Denying cover-up, former police chief insists killed Bedouin man was terrorist

Contradicting Netanyahu, Roni Alsheich says 2017 incident, in which law enforcement has been accused of suppressing evidence, was ‘certainly a terrorist attack’

Former Israel Police commissioner Roni Alsheich speaks during a Channel 12 TV conference in Tel Aviv on September 5, 2019. (Flash90)
Former Israel Police commissioner Roni Alsheich speaks during a Channel 12 TV conference in Tel Aviv on September 5, 2019. (Flash90)

Former police chief Roni Alsheich reiterated his position Thursday that a Bedouin man shot dead in 2017 was carrying out a terror attack at the time of his death.

His assertions came days after a TV report alleged that police helped cover up the fact that Yaqoub Abu al-Qia’an was found not to have been a terrorist, in an attempt to protect the image of law enforcement agencies.

Abu al-Qia’an was shot dead by police in January 2017 after his car plowed into policemen who had come to demolish homes in his unrecognized village, killing officer Erez Levi.

Prime Minister Benjamin Netanyahu last week apologized to Abu al-Qia’an’s family, saying that while police had insisted he was a terrorist, “it turned out that he wasn’t.”

Alsheich told Channel 13 news Thursday: “This incident cannot in any way be interpreted as a misunderstanding. The policemen were a short distance from a standing vehicle, from a person who refused to obey their instructions, and then he went for a ride.

“I am sticking to my position because it was a deliberate ramming. I do not know anyone who commits a deliberate ramming and it is not a terrorist attack. I do not know what the background is, and if he is a [Palestinian] nationalist, but it is certainly a terrorist attack,” he said.

The incident occurred when officers arrived to oversee the demolition of houses in Umm al-Hiran, an unrecognized Bedouin village that the state was razing to clear the way for a new Jewish town.

As officers converged on the village, Abu al-Qia’an, a 47-year-old teacher and father of 12, packed a few belongings into his SUV and drove from his house, saying he could not bear to watch it be razed.

Soon afterward, Abu al-Qia’an was shot by police. He lost control of his car, which accelerated downhill and rammed into a group of officers, killing one of them. He was then shot again by police, who assumed he had rammed the officers intentionally, and died.

Yaqoub Mousa Abu al-Qia’an. (Courtesy)

Netanyahu publicly apologized last week for the Israeli government’s claim that Abu al-Qia’an was a terrorist.

The apology was the first acknowledgement by a government official that the characterization was wrong, despite a wealth of evidence early on indicating that Abu al-Qia’an was not a terrorist and had not attacked the police.

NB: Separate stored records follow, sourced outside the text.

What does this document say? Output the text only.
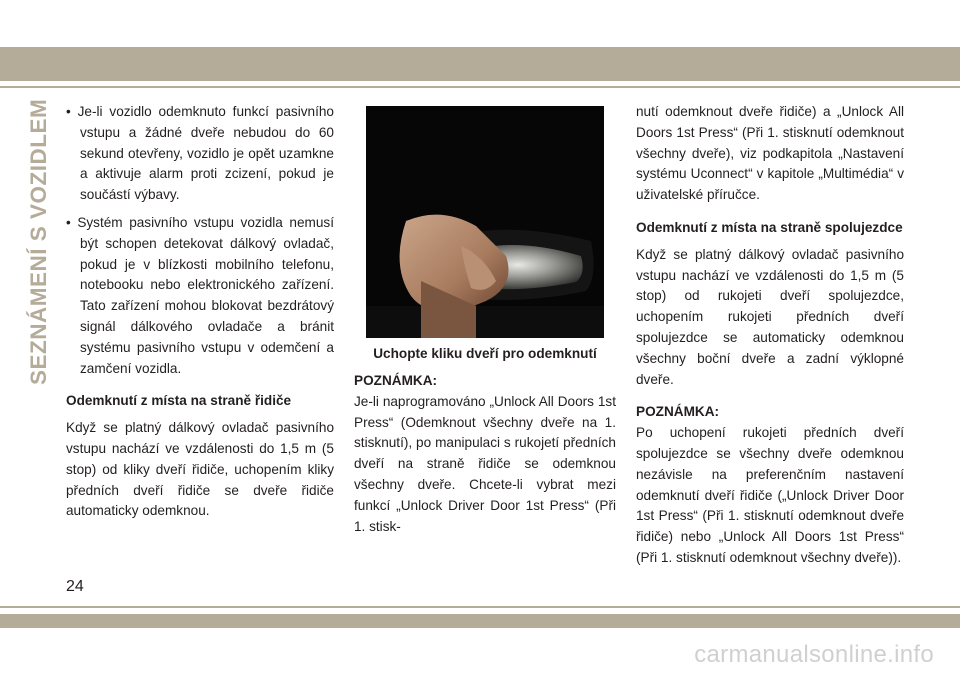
SEZNÁMENÍ S VOZIDLEM • Je-li vozidlo odemknuto funkcí pasivního vstupu a žádné dveře nebudou do 60 sekund otevřeny, vozidlo je opět uzamkne a aktivuje alarm proti zcizení, pokud je součástí výbavy.

• Systém pasivního vstupu vozidla nemusí být schopen detekovat dálkový ovladač, pokud je v blízkosti mobilního telefonu, notebooku nebo elektronického zařízení. Tato zařízení mohou blokovat bezdrátový signál dálkového ovladače a bránit systému pasivního vstupu v odemčení a zamčení vozidla.

Odemknutí z místa na straně řidiče

Když se platný dálkový ovladač pasivního vstupu nachází ve vzdálenosti do 1,5 m (5 stop) od kliky dveří řidiče, uchopením kliky předních dveří řidiče se dveře řidiče automaticky odemknou.

Uchopte kliku dveří pro odemknutí

POZNÁMKA:

Je-li naprogramováno „Unlock All Doors 1st Press“ (Odemknout všechny dveře na 1. stisknutí), po manipulaci s rukojetí předních dveří na straně řidiče se odemknou všechny dveře. Chcete-li vybrat mezi funkcí „Unlock Driver Door 1st Press“ (Při 1. stisk-

nutí odemknout dveře řidiče) a „Unlock All Doors 1st Press“ (Při 1. stisknutí odemknout všechny dveře), viz podkapitola „Nastavení systému Uconnect“ v kapitole „Multimédia“ v uživatelské příručce.

Odemknutí z místa na straně spolujezdce

Když se platný dálkový ovladač pasivního vstupu nachází ve vzdálenosti do 1,5 m (5 stop) od rukojeti dveří spolujezdce, uchopením rukojeti předních dveří spolujezdce se automaticky odemknou všechny boční dveře a zadní výklopné dveře.

POZNÁMKA:

Po uchopení rukojeti předních dveří spolujezdce se všechny dveře odemknou nezávisle na preferenčním nastavení odemknutí dveří řidiče („Unlock Driver Door 1st Press“ (Při 1. stisknutí odemknout dveře řidiče) nebo „Unlock All Doors 1st Press“ (Při 1. stisknutí odemknout všechny dveře)).

24
carmanualsonline.info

It came a day after a Channel 12 report accused police and prosecutors of a cover-up in various cases, including the shooting, to avoid tarnishing law enforcement while it was investigating Netanyahu. This led many to question Netanyahu’s motivations in issuing the apology, especially since he accused police and prosecutors of branding Abu al-Qia’an a terrorist in order “to harm me.”

Abu al-Qia’an’s relatives said Netanyahu’s apology was insufficient, had come too late, and demanded legal action against former top law enforcement officials, including Alsheich.

“He [Netanyahu] needs to come here and ask forgiveness from Yaqoub’s mother and children,” his brother Ahmad Abu al-Qia’an told the Walla news site.

“Alsheich behaved aggressively. His decision [to label Abu al-Qia’an a terrorist] was swift and hasty,” Ahmad Abu al-Qia’an added.

Israeli police stand next Yaqoub Abu al-Qia’an’s vehicle in the Bedouin village of Umm al-Hiran in the Negev desert, January 18, 2017. (Israel Police)

Alsheich, who was the police commissioner responsible for investigating Netanyahu in his corruption cases, on Thursday said, “Netanyahu should have apologized to the policeman’s family,” rather than Abu al-Qia’an’s.

After Netanyahu delivered his apology, the Israel Police expressed regret for the first time over the death of Abu al-Qia’an, though it stopped short of apologizing or fully retracting the claim that he was a terrorist.

“We participate in the sorrow of the families over their loss,” a police spokesman said in a brief statement, referring to Abu al-Qia’an and Levi, calling their deaths a “regrettable incident.”

Then-state prosecutor Shai Nitzan said in a series of media appearances this week that he never called Abu Al-Qia’an a terrorist and had certainly not backed up the police conclusion. He also said Netanyahu was “full of lies” for insinuating that police had tried to cover up their mistake in the Abu al-Qia’an case to harm him.

Last Thursday, Economy Minister Amir Peretz visited Abu al-Qia’an’s relatives to apologize on behalf of the government for branding him a terrorist, and promised to form a team that will decide on compensation for the family.